Prenatal mortality is a prime concern for commercial pork industry in North America. Thirty to forty percent of conceptuses are lost during gestation . This spontaneous fetal loss is found in two waves, a peri-attachment wave of conceptus loss (gd 10-30) and a mid gestational wave of fetal loss (gd 50-70) [1–4]. Since only 1.3% of conceptuses have a gross chromosomal abnormality, conceptus genetics is unlikely to account for more than a minor proportion of the fetal losses . Although exact mechanisms for the fetal loss are still unknown, angiogenesis appears to be crucial in successful development of conceptuses through gestation.

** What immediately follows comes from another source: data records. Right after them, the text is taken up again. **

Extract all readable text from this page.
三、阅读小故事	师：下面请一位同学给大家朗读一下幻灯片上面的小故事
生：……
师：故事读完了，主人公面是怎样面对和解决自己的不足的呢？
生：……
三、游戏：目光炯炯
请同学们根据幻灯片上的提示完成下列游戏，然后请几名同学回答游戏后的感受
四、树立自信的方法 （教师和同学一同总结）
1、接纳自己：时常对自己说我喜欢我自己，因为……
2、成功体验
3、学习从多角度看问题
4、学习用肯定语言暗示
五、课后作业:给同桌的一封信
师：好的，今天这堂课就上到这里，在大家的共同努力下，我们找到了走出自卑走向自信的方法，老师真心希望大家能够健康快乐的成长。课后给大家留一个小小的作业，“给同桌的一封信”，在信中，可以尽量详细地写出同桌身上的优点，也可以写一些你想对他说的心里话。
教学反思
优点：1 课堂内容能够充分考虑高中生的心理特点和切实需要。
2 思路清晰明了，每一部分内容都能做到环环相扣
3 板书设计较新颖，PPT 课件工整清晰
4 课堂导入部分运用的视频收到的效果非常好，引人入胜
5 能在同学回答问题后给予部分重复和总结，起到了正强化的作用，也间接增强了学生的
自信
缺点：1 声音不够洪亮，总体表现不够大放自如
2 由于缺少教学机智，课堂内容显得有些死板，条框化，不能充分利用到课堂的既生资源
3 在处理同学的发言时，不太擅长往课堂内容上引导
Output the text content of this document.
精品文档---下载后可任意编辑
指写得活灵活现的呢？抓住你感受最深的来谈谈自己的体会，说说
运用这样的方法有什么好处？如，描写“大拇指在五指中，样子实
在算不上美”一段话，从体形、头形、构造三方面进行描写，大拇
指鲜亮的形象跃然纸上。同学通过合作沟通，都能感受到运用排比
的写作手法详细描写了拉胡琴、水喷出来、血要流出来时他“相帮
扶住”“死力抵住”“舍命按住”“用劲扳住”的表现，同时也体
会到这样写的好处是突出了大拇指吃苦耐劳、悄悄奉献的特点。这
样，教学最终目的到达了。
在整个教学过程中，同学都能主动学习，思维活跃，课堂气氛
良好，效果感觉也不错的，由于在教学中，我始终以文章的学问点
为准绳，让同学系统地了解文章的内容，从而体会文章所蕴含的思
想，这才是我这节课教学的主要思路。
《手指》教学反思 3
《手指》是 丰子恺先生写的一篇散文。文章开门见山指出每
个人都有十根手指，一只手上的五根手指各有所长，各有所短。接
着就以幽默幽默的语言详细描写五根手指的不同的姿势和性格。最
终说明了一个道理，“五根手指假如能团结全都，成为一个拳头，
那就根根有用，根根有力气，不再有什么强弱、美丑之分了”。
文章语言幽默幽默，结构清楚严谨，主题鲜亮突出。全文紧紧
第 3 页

Angiogenesis is defined as the formation of blood vessels from pre-existing blood vessels. Swine, a species with an epitheliochorial form of placentation, undergo extensive angiogenesis at the maternal-fetal interface to meet the nutrient requirements of the developing conceptus . Investigations of the porcine maternal-fetal interface at time points representative of the peri-attachment [3, 4, 7] and mid-gestational  stages of conceptus loss showed that conceptuses undergoing growth arrest had decreased endometrial vasculature compared to their healthy counterparts. We postulate that a deficit in vascular development at the maternal-fetal interface may play a participatory role in the conceptus loss that occurs during porcine pregnancy. Previously, we have reported decreased transcripts of the prime pro-angiogenic molecule VEGF and two of its receptors, VEGFRI and VEGFRII, in endometrial lymphocytes, endometrium and trophoblast associated with arresting conceptus attachment sites [3, 4, 7]. Although there was no direct evidence that the arresting conceptuses identified at early or mid-gestation will be lost later during gestation, our studies provided first evidence [3, 4, 7] that dysregulation in angiogenesis at the maternal-fetal interface is a prime cause leading to growth arrest of developing conceptuses. Given that angiogenesis is a complex process which is regulated through a number of alternate pathways, we extended our investigations of the maternal-fetal interface in relation to pregnancy success or failure.
Basic Fibroblast Growth Factor (bFGF) is a pro-angiogenic molecule, a potent mitogen of endothelial cells and provides the initial stimulus needed for angiogenesis . It is highly expressed in endometrium during rat, human and primate pregnancy [9–12]. In porcine endometrium, bFGF and its two angiogenic receptors (FGFR1 and FGFR2) are expressed at the beginning of pregnancy (gd10) when extensive angiogenesis is occurring . Basic fibroblast growth factor and FGFR1 are localized in the luminal epithelium, stroma and glands in porcine endometrium [13–15]. FGF-9 is highly upregulated in pregnant porcine endometrium, and its localization to the glandular epithelium indicates it could act as an important embryonic growth factor .
Platelet derived growth factor-bb, another pro-angiogenic growth factor, can stimulate endothelial cells to form nascent vascular networks and recruit mural cells to stabilize developing blood vessels [17, 18]. PDGF-bb's two main angiogenic receptors, PDGFRα and PDGFRβ, are involved in different aspects of angiogenesis; PDGFRα in the stimulation of endothelial cells, and PDGFRβ in the recruitment of mural cells [19, 20]. During pregnancy, PDGFs are actively expressed on both sides of the maternal-fetal interface in humans [21, 22]. Platelet Derived Growth Factor-bb and PDGFRβ play an essential role in normal murine placental development. Knockouts for either show abnormal labyrinthine formation, reduced labyrinthine trophoblast, and inherently dilated blood vessels that lack pericytes [19, 20, 23]. Distribution of PDGFRα and β has been well characterized  at the porcine maternal-fetal interface at the beginning of pregnancy (gd7-12).
Thrombospondin-1 (TSP-1) is a potent anti-angiogenic factor and effects angiogenesis by directly binding CD36 expressed on endothelial cells, as well as through growth factors, cytokines and proteases . Thrombospondin-1 has the ability to inhibit endothelial cell DNA synthesis, leaving the cells unable to proliferate . Thrombospondin-1 can directly bind VEGF, leading to internalization through the low density lipoprotein receptor-1 receptor . Thrombospondin-1 also regulates the activity and bioavailability of matrix metalloproteinases, which in turn, regulate VEGF bioavailability by releasing matrix bound VEGF . In humans, TSP-1 is expressed by endometrial stromal cells . CD36, the primary TSP-1 anti-angiogenic receptor, is also expressed in human endometrium . Thrombospondin-1 and CD36 have never been investigated at the maternal-fetal interface of a species with epitheliochorial placentation.
The purpose of this study was to determine whether changes in pro- and anti-angiogenic factors are associated with spontaneous fetal loss in North American swine. We hypothesized that a balance between pro-angiogenic (FGF and PDGF family members) and anti-angiogenic factors (TSP-1 and CD36) is required at the porcine maternal-fetal interface to promote successful conceptus development.